Car la fête est organisée par un comité relevant du ministère de la Culture, lequel la finance par des subventions — au bas mot 320 millions de gourdes, soit 6,3 millions de dollars, selon le rapport Cartographie de l’industrie haïtienne de la musique publié l’an dernier par l’Association haïtienne des professionnels de la musique et l’UNESCO. Ce même comité, mis en place par le gouvernement, décide quels orchestres auront le droit de parader au grand carnaval national, « mais les critères de sélection ne sont pas clairs, on ne sait pas pourquoi tel ou tel artiste n’est pas retenu pour le défilé du carnaval national », observe Stéphane Lacroix, qui joint sa voix à plusieurs autres observateurs de la vie musicale haïtienne pour demander davantage de transparence.
Ainsi, « les artistes ne sauraient éviter le sujet politique, d’autant que le comité a lui-même politisé le thème du carnaval de cette année », rappelle Darline Honoré. Le slogan officiel ? « Ayiti sou wout chanjman » (Haïti est sur la route du changement), un thème perçu par certains observateurs comme une propagande pro-gouvernementale. La réponse musicale n’a pas tardé, par la bouche du musicien BIC et sa populaire chanson Ayiti sou wout li pa dwe ye (Haïti n’est pas sur le bon chemin) : « Il y a dans ce méringue carnavalesque la radiographie de notre société », avance Darline Honoré.
Le cas Roody Roodboy
Aujourd’hui, personne n’incarne mieux la délicate lutte de pouvoir qui se joue en coulisses que l’auteur-compositeur-interprète Roody Roodboy, « qui brille de tous ses feux », explique Stéphane Lacroix, grâce à son formidable méringue intitulé Ou Mechan.
Sur une entraînante rythmique électronique, le natif de Port-au-Prince ne ménage personne. « Ce qu’il a fait, c’est qu’il critique tout, il critique le gouvernement, mais il critique aussi l’opposition. Il dénonce le fait que les enseignants ont du mal à recevoir leur paye, mais il dénonce aussi la casse des manifestations. C’est une des raisons pour lesquelles il a autant de succès. »
Or, après son triomphe aux carnavals de Delma et des Gonaïves ces dernières semaines, le comité organisateur avait écarté Roody Roodboy du grand défilé. Pourquoi ? « C’est la question que tous se posent », répond simplement Stéphane Lacroix. « Il avait été sacré Champion du carnaval l’année dernière, il a fait ses preuves et son méringue est très populaire. » Face aux vives réactions du milieu du public, le comité est finalement revenu sur sa décision : Roody Roodboy sera ce soir du défilé, aux côtés du Barikad Crew, T-Vice, des maîtres de la musique racine RAM et Boukman Eksperyans et de l’ex-président Michel Martelly, alias Sweet Micky, qui, lui, avait été écarté des défilés des carnavals des Gonaïves et de celui de Jacmel.

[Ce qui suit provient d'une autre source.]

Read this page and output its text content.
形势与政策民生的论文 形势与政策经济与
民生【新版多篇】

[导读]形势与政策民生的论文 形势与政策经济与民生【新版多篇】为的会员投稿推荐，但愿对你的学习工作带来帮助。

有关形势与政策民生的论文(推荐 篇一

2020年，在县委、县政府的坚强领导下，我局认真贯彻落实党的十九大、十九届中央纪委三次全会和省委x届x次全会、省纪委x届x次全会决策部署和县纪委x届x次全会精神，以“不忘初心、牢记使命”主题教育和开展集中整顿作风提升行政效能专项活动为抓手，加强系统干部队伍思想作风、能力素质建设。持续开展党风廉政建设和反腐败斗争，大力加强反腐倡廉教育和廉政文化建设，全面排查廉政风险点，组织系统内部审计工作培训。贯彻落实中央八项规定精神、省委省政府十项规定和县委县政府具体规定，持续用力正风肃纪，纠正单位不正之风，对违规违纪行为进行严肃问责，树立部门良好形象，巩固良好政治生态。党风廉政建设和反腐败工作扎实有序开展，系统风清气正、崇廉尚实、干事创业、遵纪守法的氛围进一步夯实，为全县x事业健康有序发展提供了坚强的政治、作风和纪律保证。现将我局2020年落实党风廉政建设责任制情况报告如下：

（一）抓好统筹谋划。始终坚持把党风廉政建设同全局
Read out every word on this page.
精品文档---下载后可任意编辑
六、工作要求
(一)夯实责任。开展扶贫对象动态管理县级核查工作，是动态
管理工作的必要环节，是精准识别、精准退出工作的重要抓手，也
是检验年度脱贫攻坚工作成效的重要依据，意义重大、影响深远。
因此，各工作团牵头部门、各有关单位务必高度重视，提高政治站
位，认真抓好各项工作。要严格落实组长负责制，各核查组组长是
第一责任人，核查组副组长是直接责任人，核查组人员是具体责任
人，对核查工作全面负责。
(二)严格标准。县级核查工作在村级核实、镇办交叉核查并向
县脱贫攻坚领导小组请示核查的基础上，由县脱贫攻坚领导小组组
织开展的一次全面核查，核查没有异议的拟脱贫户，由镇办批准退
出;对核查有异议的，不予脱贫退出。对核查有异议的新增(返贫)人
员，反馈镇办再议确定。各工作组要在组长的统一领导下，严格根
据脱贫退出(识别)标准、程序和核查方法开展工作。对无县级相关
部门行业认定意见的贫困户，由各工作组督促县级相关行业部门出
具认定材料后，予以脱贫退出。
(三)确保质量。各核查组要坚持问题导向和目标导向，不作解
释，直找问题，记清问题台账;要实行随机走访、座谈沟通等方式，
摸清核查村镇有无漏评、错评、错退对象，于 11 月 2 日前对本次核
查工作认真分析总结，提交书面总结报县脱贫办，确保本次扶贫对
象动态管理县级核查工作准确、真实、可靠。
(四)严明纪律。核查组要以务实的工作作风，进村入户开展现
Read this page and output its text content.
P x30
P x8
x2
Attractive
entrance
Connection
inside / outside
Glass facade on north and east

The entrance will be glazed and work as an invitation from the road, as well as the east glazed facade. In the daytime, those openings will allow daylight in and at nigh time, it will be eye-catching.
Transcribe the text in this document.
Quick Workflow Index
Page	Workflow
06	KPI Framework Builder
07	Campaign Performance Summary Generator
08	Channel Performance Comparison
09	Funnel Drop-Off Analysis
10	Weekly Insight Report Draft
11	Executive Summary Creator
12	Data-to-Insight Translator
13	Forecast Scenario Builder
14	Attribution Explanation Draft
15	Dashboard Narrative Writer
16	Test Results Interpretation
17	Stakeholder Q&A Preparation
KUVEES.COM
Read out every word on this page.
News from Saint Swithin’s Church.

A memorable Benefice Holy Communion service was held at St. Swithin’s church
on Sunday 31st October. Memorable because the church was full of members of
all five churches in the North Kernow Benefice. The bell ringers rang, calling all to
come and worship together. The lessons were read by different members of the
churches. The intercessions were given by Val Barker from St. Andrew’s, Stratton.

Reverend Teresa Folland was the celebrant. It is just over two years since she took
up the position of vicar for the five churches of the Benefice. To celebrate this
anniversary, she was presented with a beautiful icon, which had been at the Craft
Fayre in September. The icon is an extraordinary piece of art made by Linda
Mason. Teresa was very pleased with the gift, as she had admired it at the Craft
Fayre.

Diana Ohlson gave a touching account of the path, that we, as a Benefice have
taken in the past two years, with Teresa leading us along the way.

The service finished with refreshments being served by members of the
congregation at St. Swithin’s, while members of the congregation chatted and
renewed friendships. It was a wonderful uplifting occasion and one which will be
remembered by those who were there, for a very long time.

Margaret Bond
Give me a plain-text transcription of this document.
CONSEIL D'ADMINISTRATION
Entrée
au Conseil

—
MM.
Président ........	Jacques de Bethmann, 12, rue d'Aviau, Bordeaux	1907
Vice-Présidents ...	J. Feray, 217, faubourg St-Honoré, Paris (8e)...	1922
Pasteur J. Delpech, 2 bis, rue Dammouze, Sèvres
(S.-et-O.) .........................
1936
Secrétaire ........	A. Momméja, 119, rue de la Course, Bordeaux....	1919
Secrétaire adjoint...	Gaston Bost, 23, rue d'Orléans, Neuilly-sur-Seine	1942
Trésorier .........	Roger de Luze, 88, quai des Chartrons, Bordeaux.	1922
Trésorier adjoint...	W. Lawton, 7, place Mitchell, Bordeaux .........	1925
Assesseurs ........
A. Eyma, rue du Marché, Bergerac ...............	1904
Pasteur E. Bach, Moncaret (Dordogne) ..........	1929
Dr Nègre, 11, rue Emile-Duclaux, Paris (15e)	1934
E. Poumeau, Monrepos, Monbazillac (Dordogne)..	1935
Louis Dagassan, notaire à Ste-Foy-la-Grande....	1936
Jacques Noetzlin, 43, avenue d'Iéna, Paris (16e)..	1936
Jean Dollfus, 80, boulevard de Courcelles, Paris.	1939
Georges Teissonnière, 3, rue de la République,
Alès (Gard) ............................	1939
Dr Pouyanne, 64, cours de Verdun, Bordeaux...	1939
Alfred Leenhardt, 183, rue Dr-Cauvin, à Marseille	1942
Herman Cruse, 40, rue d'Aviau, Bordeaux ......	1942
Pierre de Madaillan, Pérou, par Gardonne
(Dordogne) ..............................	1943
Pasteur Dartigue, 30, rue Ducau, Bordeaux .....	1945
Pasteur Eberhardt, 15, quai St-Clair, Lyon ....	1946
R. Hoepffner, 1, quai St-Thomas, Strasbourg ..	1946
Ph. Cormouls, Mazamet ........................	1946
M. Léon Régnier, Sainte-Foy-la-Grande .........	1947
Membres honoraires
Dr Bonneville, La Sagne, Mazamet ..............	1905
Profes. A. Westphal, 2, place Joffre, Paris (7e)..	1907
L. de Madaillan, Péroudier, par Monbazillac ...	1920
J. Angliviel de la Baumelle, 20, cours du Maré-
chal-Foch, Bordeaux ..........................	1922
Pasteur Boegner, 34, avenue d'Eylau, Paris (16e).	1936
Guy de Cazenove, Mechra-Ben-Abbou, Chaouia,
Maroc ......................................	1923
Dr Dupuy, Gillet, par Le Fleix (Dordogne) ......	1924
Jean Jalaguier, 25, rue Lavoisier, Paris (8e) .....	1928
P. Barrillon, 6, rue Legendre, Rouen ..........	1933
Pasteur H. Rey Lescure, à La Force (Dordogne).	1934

« Le gouvernement craint-il l’influence des artistes ? Je n’irais pas jusque-là », dit Stéphane Lacroix, tout en reconnaissant que les précédents gouvernements aient pu être méfiants face aux « groupes ou musiciens qui ont des paroles vraiment tranchantes, vraiment percutantes, très critiques du pouvoir. Certains d’ailleurs se sont vus privés de certains privilèges », le premier étant de ne pas être invités au défilé, la plus grande scène qu’un musicien peut souhaiter à Haïti.